EAFP vs LBYL

Jorge Godoy godoy at metalab.unc.edu
Mon May 19 09:30:10 EDT 2003


Alex Martelli <aleax at aleax.it> writes:

<snip />

> Fortunately, in a language with good support for exceptions such as
> Python, you are NOT doomed to enter the hell of race conditions -- just
> use EAFP instead of LBYL:
>
>     try:
>         useappropriately(thefile)
>     except ItWasWrong, howwasitwrong:
>         dealwithwrongness()
>
> See how deeply simpler this is?  'useappropriately' just ASSUMES the
> file is 'what A wants' and raises an ItWasWrong exception if the
> assumption proves to be unfounded.  You don't have to code a
> separate 'iswhatiwant' test -- what you DO want is determined inherently
> by what 'useappropriately' tries to do.  No race conditions, no code
> that must duplicate the set of conditions to be checked for, no
> duplicate work at runtime in terms of system calls to determine
> if a condition holds followed by system calls to take advantaqe
> of that condition.

<snip />


Alex, how would that work with two concurrent applications using a DB
file (both accessed through anydbm module)?
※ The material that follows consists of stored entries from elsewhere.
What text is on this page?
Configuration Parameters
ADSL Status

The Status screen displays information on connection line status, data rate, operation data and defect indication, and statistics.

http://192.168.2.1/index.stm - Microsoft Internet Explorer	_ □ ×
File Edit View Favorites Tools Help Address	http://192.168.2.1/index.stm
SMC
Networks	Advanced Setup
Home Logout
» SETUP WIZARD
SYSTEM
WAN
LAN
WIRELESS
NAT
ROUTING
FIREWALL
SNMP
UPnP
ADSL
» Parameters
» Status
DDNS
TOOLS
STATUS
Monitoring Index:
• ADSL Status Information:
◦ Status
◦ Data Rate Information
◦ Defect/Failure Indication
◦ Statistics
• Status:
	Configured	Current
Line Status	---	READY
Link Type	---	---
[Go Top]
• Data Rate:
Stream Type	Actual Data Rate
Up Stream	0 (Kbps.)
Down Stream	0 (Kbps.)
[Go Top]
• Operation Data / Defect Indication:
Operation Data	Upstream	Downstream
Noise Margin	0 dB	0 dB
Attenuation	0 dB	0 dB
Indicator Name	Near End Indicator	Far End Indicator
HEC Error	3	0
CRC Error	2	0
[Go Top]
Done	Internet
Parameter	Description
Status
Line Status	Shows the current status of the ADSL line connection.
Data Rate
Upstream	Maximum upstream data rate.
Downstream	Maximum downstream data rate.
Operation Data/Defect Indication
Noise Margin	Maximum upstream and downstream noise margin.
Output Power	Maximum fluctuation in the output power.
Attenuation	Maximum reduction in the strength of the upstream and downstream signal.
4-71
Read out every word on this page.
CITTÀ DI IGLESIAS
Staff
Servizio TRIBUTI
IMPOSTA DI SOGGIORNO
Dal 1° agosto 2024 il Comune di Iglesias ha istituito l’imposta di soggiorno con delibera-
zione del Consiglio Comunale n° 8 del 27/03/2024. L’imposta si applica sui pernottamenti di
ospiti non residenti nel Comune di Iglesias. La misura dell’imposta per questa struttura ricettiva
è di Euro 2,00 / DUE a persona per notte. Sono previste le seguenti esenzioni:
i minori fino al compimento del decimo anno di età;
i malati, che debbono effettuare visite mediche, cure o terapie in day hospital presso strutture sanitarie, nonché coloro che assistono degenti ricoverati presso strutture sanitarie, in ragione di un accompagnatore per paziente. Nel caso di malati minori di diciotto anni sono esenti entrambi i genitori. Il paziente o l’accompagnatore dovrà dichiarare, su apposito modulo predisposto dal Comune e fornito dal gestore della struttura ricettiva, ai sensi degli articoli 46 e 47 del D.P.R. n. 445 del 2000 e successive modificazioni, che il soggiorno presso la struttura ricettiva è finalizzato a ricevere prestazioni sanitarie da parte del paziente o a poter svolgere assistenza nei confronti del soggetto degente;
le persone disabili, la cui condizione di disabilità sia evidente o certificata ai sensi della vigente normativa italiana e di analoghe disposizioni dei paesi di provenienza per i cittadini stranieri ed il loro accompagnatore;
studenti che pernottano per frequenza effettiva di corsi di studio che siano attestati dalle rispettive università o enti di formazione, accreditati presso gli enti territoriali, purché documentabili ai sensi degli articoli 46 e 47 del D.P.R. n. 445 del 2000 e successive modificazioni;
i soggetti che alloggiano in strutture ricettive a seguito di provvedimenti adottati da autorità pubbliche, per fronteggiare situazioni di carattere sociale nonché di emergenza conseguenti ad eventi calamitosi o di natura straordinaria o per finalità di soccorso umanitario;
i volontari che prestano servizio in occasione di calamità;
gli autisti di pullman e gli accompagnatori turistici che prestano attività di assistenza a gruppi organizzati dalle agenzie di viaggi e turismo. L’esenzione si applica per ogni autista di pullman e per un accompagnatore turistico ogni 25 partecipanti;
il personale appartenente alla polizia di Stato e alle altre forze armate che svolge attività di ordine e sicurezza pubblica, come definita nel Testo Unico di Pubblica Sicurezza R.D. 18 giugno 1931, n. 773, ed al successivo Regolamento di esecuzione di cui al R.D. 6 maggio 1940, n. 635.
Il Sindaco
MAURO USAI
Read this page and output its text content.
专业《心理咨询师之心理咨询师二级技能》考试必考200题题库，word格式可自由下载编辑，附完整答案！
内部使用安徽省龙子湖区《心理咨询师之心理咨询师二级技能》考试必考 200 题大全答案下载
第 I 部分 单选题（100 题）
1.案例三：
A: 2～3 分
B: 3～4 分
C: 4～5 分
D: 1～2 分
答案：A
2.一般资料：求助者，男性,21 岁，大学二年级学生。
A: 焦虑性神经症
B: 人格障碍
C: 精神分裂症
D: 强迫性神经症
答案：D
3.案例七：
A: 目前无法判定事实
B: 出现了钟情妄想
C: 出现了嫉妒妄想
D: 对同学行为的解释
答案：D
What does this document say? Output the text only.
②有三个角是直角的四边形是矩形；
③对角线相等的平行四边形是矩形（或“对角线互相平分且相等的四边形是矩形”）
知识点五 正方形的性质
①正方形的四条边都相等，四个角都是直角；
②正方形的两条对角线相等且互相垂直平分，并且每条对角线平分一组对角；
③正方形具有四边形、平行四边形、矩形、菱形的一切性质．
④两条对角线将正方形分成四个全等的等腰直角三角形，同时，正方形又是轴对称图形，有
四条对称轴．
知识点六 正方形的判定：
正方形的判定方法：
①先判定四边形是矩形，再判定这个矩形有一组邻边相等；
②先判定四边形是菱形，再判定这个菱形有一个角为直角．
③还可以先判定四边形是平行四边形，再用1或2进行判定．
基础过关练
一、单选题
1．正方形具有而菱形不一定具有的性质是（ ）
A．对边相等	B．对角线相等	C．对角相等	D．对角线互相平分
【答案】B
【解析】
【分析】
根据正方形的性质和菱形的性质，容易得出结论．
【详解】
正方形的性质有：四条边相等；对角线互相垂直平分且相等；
One think I had to do in other languages was to use a lockfile. I did
the same in Python, but this explanation has tempted me to rewrite the
code using the EAFP approach. 

The code I wrote has the following specs:

    1. Web interface for the users to ask for a service
    2. The web interface schedules the operation on a DBM file
    3. A manually run program creates a lockfile, reads the DBM file,
       performs the operation and remove the entry from it
    4. The program removes its lockfile when the last entry in the DBM
       file is dealt with, making it possible, again, to use the web
       interface

What I want is to make the scheduling always possible --- I even
thought about using separate files on a spool directory, but then I'd
be unfair with users who asked first for the operation to be performed
(or I'd have to add timestamp tests) --- without having to worry if
the data integrity of the DBM file is OK.

The operation may take several minutes (actually, the minimum is near
10 minutes) for each user and requires a media change (this is why it
is manually run). 



TIA,
-- 
Godoy.      <godoy at metalab.unc.edu>

Give your child mental blocks for Christmas.